12. L’urgenza e l’onda emotiva delle cronache deve poi fare i conti con la realtà: concretizzare quanto previsto, in termini di supporti amministrativi, informatici e relative organizzazioni umane e finanziarie, avrà un costo e richiederà tempo. Infatti la patente a punti e le relative sanzioni entreranno in vigore solo dal 1 ottobre 2024, ammesso che sia operativa la “specifica sezione del portale nazionale del sommerso” in cui confluiscono le informazioni di ogni impresa e vengano emanati i decreti ministeriali che disciplinano le modalità di richiesta e rilascio ed i contenuti informativi della patente.
13. Come infine quanto descritto ai punti precedenti sia realmente esigibile ed applicabile ad un lavoratore autonomo.
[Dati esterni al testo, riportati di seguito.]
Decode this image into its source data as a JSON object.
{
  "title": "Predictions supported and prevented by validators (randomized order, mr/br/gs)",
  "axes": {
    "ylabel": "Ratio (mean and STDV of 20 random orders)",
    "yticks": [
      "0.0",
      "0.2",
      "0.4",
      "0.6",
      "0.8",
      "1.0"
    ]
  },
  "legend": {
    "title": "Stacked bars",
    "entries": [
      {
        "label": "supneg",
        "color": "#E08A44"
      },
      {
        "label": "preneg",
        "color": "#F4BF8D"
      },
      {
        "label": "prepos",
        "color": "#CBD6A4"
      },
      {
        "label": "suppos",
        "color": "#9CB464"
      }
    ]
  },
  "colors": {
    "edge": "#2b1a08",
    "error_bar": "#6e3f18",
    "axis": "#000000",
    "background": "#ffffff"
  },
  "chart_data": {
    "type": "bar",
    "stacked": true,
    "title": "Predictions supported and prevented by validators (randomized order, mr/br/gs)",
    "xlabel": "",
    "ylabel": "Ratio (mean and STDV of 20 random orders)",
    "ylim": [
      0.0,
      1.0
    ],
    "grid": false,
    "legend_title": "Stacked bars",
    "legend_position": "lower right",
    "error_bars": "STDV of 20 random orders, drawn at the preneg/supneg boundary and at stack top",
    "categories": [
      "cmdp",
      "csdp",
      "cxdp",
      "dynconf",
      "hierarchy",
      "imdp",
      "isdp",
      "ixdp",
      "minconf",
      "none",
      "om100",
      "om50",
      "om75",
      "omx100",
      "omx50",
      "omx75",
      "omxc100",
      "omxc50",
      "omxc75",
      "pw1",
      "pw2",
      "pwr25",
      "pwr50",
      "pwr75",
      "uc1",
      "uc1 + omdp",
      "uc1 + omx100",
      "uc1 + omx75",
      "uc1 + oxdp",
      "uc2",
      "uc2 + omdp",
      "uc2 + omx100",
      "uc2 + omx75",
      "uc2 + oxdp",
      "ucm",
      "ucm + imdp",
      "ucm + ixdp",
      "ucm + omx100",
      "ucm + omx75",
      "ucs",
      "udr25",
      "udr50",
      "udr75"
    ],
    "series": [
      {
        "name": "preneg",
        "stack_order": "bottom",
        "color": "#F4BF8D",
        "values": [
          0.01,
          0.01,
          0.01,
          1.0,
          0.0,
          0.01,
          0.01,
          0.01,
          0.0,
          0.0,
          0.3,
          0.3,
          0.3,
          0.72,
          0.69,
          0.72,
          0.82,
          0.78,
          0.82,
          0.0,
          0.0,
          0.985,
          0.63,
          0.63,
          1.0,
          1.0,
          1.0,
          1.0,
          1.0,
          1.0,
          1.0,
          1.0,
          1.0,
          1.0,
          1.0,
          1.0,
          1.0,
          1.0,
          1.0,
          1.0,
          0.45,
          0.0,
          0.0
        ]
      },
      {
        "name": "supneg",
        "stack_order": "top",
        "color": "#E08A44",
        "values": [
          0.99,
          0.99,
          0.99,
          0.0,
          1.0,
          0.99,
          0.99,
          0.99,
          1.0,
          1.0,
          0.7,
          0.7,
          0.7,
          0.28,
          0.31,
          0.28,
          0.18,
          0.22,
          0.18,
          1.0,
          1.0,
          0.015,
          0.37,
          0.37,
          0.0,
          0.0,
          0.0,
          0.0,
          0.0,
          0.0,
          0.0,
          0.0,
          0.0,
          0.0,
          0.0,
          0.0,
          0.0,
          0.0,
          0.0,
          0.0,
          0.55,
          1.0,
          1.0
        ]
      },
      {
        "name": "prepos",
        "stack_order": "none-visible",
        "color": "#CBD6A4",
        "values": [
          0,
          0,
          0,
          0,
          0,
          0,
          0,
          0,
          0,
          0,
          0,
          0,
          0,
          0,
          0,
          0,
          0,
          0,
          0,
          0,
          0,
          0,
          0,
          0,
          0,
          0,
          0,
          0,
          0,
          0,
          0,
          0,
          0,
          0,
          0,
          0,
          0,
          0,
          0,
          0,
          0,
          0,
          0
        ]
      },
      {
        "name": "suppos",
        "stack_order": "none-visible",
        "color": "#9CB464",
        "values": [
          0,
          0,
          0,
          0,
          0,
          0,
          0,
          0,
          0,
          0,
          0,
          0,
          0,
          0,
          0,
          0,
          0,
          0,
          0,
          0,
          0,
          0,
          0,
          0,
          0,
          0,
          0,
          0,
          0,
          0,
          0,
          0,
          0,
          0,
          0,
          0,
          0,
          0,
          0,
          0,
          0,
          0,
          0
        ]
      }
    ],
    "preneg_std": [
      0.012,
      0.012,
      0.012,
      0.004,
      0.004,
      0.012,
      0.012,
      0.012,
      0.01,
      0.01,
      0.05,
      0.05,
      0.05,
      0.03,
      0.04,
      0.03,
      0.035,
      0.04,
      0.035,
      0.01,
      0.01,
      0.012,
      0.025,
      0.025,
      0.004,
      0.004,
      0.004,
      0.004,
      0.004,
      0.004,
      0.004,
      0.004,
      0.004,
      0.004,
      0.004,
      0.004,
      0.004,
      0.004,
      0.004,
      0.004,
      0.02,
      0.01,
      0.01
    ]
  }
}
In conclusione, non si può dire che manchino elementi di positività ma di certo il cammino verso un concreto aumento della sicurezza, nei cantieri ed all’interno delle specifiche organizzazioni aziendali, è ancora ricco di incognite. La strada sembra segnata, e non si può che auspicare il rispetto degli impegni da parte del legislatore, degli organismi di vigilanza ed ovviamente delle imprese.